Citroen has announced that its latest high-end saloon cars will be moved to a factory in Chengdu, but will mainly target the Chinese market. The editor-in-chief of Le Monde is worried that this decision will send a damaging signal. (Getty Images)
Citroën announced today that all of its latest high-end saloon cars will be manufactured in its Chengdu plant and some will be shipped back to Europe for sale, but mainly to the Chinese market, a clear ambition to enter the Chinese market. The editor-in-chief of Le Monde is worried that this decision will send a damaging signal.
Citroën today announced its latest high-end car models, demonstrating the group’s ambition for the mainland China market. Vincent Cobée, Citroën’s president, said the original hybrid series, called “C5X,” will be built exclusively in Chengdu, China. When it goes on sale this fall, it will also focus primarily on the mainland Chinese market.
The C5X is a premium car in Europe; in mainland China it will be a tool for brand capture and repositioning,” said Corbet.
The Stellantis Group, which was formed by the merger of Fiat Chrysler and Peugeot Citroën at the end of last year, is now preparing to make a strong re-entry into mainland China, the world’s number one car market.
In response to the news, Philippe Escande, editor-in-chief of Le Monde, believes that Stellantis’ decision to relocate all of its high-end saloon car production lines to mainland China sends a disruptive signal.
On April 10, 800 employees gathered outside the Bausch & Lomb Citroën plant in the northern French city of Douvrin to fiercely protest the company’s decision to move its motor line to Hungary, where it has lost half the number of employees, manufacturers and equipment vendors in the overall French auto industry over the past 20 years.
Iskender pointed out that in 2000, France was the second largest producer of cars after Germany; today it ranks 4th alongside the United Kingdom.

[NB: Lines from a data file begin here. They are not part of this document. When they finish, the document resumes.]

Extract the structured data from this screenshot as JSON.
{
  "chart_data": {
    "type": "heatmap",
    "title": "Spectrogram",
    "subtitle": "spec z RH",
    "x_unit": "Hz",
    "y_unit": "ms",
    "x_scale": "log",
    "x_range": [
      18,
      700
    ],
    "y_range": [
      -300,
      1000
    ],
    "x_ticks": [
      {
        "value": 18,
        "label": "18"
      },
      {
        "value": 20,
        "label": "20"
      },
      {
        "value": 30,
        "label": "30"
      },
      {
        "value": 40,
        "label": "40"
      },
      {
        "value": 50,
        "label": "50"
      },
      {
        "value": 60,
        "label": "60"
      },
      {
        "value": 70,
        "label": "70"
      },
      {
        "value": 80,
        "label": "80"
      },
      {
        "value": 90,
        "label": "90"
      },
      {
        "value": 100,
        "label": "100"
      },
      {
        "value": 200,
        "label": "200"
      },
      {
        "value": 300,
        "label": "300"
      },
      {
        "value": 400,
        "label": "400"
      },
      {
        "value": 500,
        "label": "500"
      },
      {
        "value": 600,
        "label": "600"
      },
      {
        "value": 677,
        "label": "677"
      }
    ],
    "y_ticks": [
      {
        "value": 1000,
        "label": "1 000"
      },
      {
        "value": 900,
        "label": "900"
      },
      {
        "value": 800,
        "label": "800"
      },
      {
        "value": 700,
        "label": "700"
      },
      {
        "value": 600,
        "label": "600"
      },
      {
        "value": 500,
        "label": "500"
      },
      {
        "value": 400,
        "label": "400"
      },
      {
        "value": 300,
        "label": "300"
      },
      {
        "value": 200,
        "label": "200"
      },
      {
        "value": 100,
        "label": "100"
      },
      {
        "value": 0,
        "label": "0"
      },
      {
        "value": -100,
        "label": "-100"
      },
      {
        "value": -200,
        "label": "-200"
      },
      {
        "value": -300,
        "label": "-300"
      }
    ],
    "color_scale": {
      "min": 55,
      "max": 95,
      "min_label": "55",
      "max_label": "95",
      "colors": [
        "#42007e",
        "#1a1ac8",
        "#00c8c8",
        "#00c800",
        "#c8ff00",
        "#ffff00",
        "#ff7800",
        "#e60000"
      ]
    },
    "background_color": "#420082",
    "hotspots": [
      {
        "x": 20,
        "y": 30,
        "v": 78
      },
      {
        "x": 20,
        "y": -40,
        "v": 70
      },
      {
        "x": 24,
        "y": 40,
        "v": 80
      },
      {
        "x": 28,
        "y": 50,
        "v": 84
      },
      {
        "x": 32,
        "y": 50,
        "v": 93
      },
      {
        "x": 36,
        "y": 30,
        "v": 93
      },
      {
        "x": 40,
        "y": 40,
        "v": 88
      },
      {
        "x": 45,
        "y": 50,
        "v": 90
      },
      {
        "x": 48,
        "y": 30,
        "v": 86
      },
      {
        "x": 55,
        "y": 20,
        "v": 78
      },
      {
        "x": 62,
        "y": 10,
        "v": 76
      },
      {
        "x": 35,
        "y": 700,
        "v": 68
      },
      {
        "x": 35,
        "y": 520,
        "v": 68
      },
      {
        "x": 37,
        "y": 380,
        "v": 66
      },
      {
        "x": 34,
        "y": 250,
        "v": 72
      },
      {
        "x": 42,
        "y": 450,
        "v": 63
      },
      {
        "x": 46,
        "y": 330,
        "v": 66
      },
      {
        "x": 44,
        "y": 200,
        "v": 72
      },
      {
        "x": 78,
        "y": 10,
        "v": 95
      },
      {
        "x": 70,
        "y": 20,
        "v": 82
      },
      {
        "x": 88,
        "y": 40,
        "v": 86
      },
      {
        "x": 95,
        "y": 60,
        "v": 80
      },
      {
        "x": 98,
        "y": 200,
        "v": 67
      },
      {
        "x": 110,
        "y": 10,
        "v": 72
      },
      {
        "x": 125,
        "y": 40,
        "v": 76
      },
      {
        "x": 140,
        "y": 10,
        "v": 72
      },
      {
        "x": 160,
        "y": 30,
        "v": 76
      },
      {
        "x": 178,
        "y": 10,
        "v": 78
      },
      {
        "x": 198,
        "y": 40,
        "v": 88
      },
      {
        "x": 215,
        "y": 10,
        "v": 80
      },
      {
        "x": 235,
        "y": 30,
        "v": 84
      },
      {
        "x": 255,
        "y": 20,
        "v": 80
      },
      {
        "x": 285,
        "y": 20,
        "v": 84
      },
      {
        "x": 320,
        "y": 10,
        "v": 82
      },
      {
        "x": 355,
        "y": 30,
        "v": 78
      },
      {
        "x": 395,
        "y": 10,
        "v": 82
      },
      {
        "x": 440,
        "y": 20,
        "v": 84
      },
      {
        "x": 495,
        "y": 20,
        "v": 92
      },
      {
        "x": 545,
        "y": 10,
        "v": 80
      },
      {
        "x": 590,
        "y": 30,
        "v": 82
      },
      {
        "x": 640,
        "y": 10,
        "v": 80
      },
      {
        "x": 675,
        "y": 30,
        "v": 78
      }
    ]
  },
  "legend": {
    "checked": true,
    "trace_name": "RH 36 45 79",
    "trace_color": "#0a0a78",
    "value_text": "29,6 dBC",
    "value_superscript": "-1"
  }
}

France is the No. 1 country in Europe in terms of out-migration of the auto industry, which is a surprising contradiction for a country whose government is a direct shareholder of Renault, one of the world’s largest automakers. To make matters worse, Renault is the manufacturer that moved the most out of the country during the 2000s.
Iskender goes on to write that this decision by Stellantis to build Citroen’s future high-end saloon cars in mainland China releases two damaging signals.
First, Chinese industrial specifications are now among the best in the world. Iskender asks: “What is left in France after this? To be honest, the production lines of the saloon cars of Bausch & Lomb Citroën and Renault have left French soil completely for the last 20 years.” The Bausch & Lomb 208, Renault Clio and Dacia are produced in Slovakia, Turkey and Romania.
Only the BPS SUV model, which had saved the day, remains in France. As in Germany, only high-margin, high-unit-price models can break through labor costs and manufacturing taxes, both of which are known as industry hiring and investment killers in France.
In 1931, Iskender said, Citroën’s founder brought cars from France to Beijing along the Silk Road, demonstrating the product’s technological superiority; now the direction is reversed, with the luxurious C5X coming to Paris from Sichuan.
Another signal is that, despite the spread of the epidemic, the trade between the United States and China, and the precautionary measures taken in Europe, mainland China is still at the center of the international trade game.
In 2020, China is the number one target of global foreign investment, significantly ahead of the United States, and the trade agreement between Europe and China signed at the end of 2020 will accelerate this phenomenon.
Not only Dufresne, but the whole of France should be worried”, Iskender concluded.